To practitioners, insignificance arises if the p-value is less than some “critical” level, like
.05. In probability theory, this is the level of Type I error; it is the risk of falsely rejecting
the null hypothesis (Ho: the coefficient on the variable is insignificantly different from
zero). Lower p-values mean lower probabilities of committing Type I errors. In a capital
murder trial, for example, the judge typically instructs the jury to consider the evidence in
such a way as to minimize this risk – that is, to minimize the risk of convicting an
innocent defendant (the null is that the defendant is not guilty). In statistical tests, the 5%
level sets a limit on the amount of risk we are willing to take.
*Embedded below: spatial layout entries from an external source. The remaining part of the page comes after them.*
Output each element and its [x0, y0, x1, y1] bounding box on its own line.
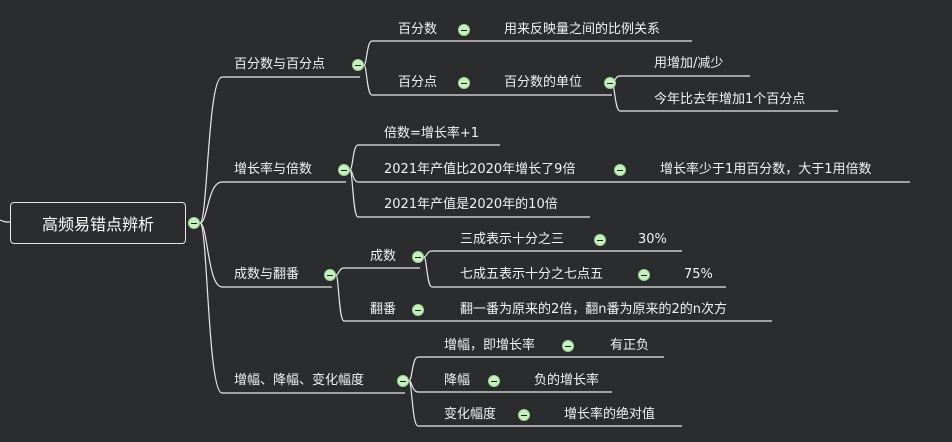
node-san-cheng-value[interactable]: 30%: [638, 232, 667, 248]
collapse-toggle-icon[interactable]: [614, 164, 626, 176]
branch-growth-vs-multiple[interactable]: 增长率与倍数: [234, 162, 312, 178]
mind-map: 高频易错点辨析 百分数与百分点 增长率与倍数 成数与翻番 增幅、降幅、变化幅度 …: [0, 0, 952, 442]
node-zengfu-sign[interactable]: 有正负: [610, 338, 649, 354]
node-qi-cheng-wu-value[interactable]: 75%: [684, 267, 713, 283]
root-label: 高频易错点辨析: [41, 215, 154, 234]
node-zengfu[interactable]: 增幅，即增长率: [444, 338, 535, 354]
collapse-toggle-icon[interactable]: [518, 409, 530, 421]
collapse-toggle-icon[interactable]: [352, 59, 364, 71]
node-qi-cheng-wu[interactable]: 七成五表示十分之七点五: [460, 267, 603, 283]
node-chengshu[interactable]: 成数: [370, 249, 396, 265]
branch-line: [335, 267, 420, 276]
collapse-toggle-icon[interactable]: [412, 304, 424, 316]
node-jiangfu[interactable]: 降幅: [444, 373, 470, 389]
collapse-toggle-icon[interactable]: [338, 164, 350, 176]
collapse-toggle-icon[interactable]: [397, 375, 409, 387]
collapse-toggle-icon[interactable]: [188, 217, 200, 229]
branch-line: [611, 75, 750, 84]
node-percent[interactable]: 百分数: [398, 22, 437, 38]
collapse-toggle-icon[interactable]: [324, 269, 336, 281]
branch-line: [199, 76, 360, 224]
node-bianhua-definition[interactable]: 增长率的绝对值: [564, 407, 655, 423]
collapse-toggle-icon[interactable]: [638, 269, 650, 281]
collapse-toggle-icon[interactable]: [562, 340, 574, 352]
collapse-toggle-icon[interactable]: [458, 77, 470, 89]
node-multiple-formula[interactable]: 倍数=增长率+1: [384, 126, 479, 142]
branch-line: [423, 250, 602, 258]
node-percent-definition[interactable]: 用来反映量之间的比例关系: [504, 22, 660, 38]
node-san-cheng[interactable]: 三成表示十分之三: [460, 232, 564, 248]
collapse-toggle-icon[interactable]: [594, 234, 606, 246]
branch-percent-vs-point[interactable]: 百分数与百分点: [234, 57, 325, 73]
node-multiple-example[interactable]: 2021年产值是2020年的10倍: [384, 197, 558, 213]
node-point-usage[interactable]: 用增加/减少: [654, 56, 723, 72]
branch-line: [363, 40, 466, 66]
node-point-unit[interactable]: 百分数的单位: [504, 75, 582, 91]
node-point[interactable]: 百分点: [398, 75, 437, 91]
branch-chengshu-fanfan[interactable]: 成数与翻番: [234, 267, 299, 283]
root-node[interactable]: 高频易错点辨析: [10, 202, 186, 244]
node-fanfan[interactable]: 翻番: [370, 302, 396, 318]
collapse-toggle-icon[interactable]: [488, 375, 500, 387]
node-jiangfu-definition[interactable]: 负的增长率: [534, 373, 599, 389]
root-stub-line: [0, 219, 11, 223]
node-growth-note[interactable]: 增长率少于1用百分数，大于1用倍数: [660, 162, 872, 178]
branch-line: [199, 181, 346, 224]
collapse-toggle-icon[interactable]: [604, 77, 616, 89]
branch-change-rates[interactable]: 增幅、降幅、变化幅度: [234, 373, 364, 389]
node-point-example[interactable]: 今年比去年增加1个百分点: [654, 92, 805, 108]
node-growth-example[interactable]: 2021年产值比2020年增长了9倍: [384, 162, 575, 178]
node-bianhua[interactable]: 变化幅度: [444, 407, 496, 423]
collapse-toggle-icon[interactable]: [412, 251, 424, 263]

In five out of one-hundred
random samples, we’d reject the null incorrectly, i.e., five percent of the time. If we set
the p-value lower, say at one percent, then we are making it even harder to reject the null.
That is, we are making it harder to commit a Type I error.
So, the first question is, what p-value should we select? Well, there’s no answer to that
but suppose it is 5%. Then in a standard t-test, we’d conclude that the variable has no
explanatory power in the model if the p-value is 0.05001? Probably not. Rather, we’d
conclude that the probability of making a Type I error (rejecting the null of zero when we
shouldn’t) is slightly higher than we’d otherwise like. But in no way does the decision to
reject or not, mean that the variable is somehow uninformative.
That’s lesson number one. Now consider why the variable is in there to begin with.
Suppose I have a scientific experiment for which the “theory” states that X and Y cause
Z. I collect a sample of data on all three and regress Z on X and Y jointly. Suppose the
estimated coefficient on X is deemed insignificant because its p-value is 0.0499.
Theoretically, this can’t happen (it’s like rejecting gravity because the apple that fell from
the tree onto Isaac Newton’s head didn’t fall fast enough). X is supposed to cause Z. But
in random samples, there is measurement error and coefficients are necessarily measured
imprecisely. Noisy data cause standard errors to rise and t-statistics to fall. So, should we
reject X? Or should we say that the contribution X has in explaining Z is measured
That’s lesson number two. X was included because it should be there. Even rejecting
X’s contribution has risk – in this case 0.0499 risk of Type I error. Because this number
is less than 0.05 is not a legitimate reason to exclude X. Which finally brings us to our
third consideration on what potential costs there are to excluding a so-called
“insignificant” variable. Suppose we go ahead and exclude X. In the statistics literature,
X is formally an erroneously excluded variable and so the equation governing Z is now
misspecified. Forget that though. Think instead of where X is. X now resides in the error
term (it is now part of the unobserved, albeit random, part of Z. The error term in any
regression is the composite of all excluded unobserved influences on Z. We usually
assume this term is zero on average and uncorrelated with any of the included regressors.
Now, it includes X too. Well, if X is correlated with Y, and there is no reason to think
otherwise, then excluding X will make the estimate on the coefficient on Y biased. And
that’s lesson number three.
In sum, the decision to say a variable is insignificant is a subjective choice and
practitioners falsely think p-values are somehow objectively applied. They are not.
Secondly, so-called insignificance is a statement about precision in estimation and not
about causality. So there is absolutely no reason to drop variables whose coefficients are
somehow deemed insignificant. Thirdly, dropped variables are now part of the error term
and to the extent these dropped variables are correlated with any included regressors then
coefficients on those regressors will be estimated with bias. This is a much more serious
problem than leaving in regressors with imprecisely estimated coefficients.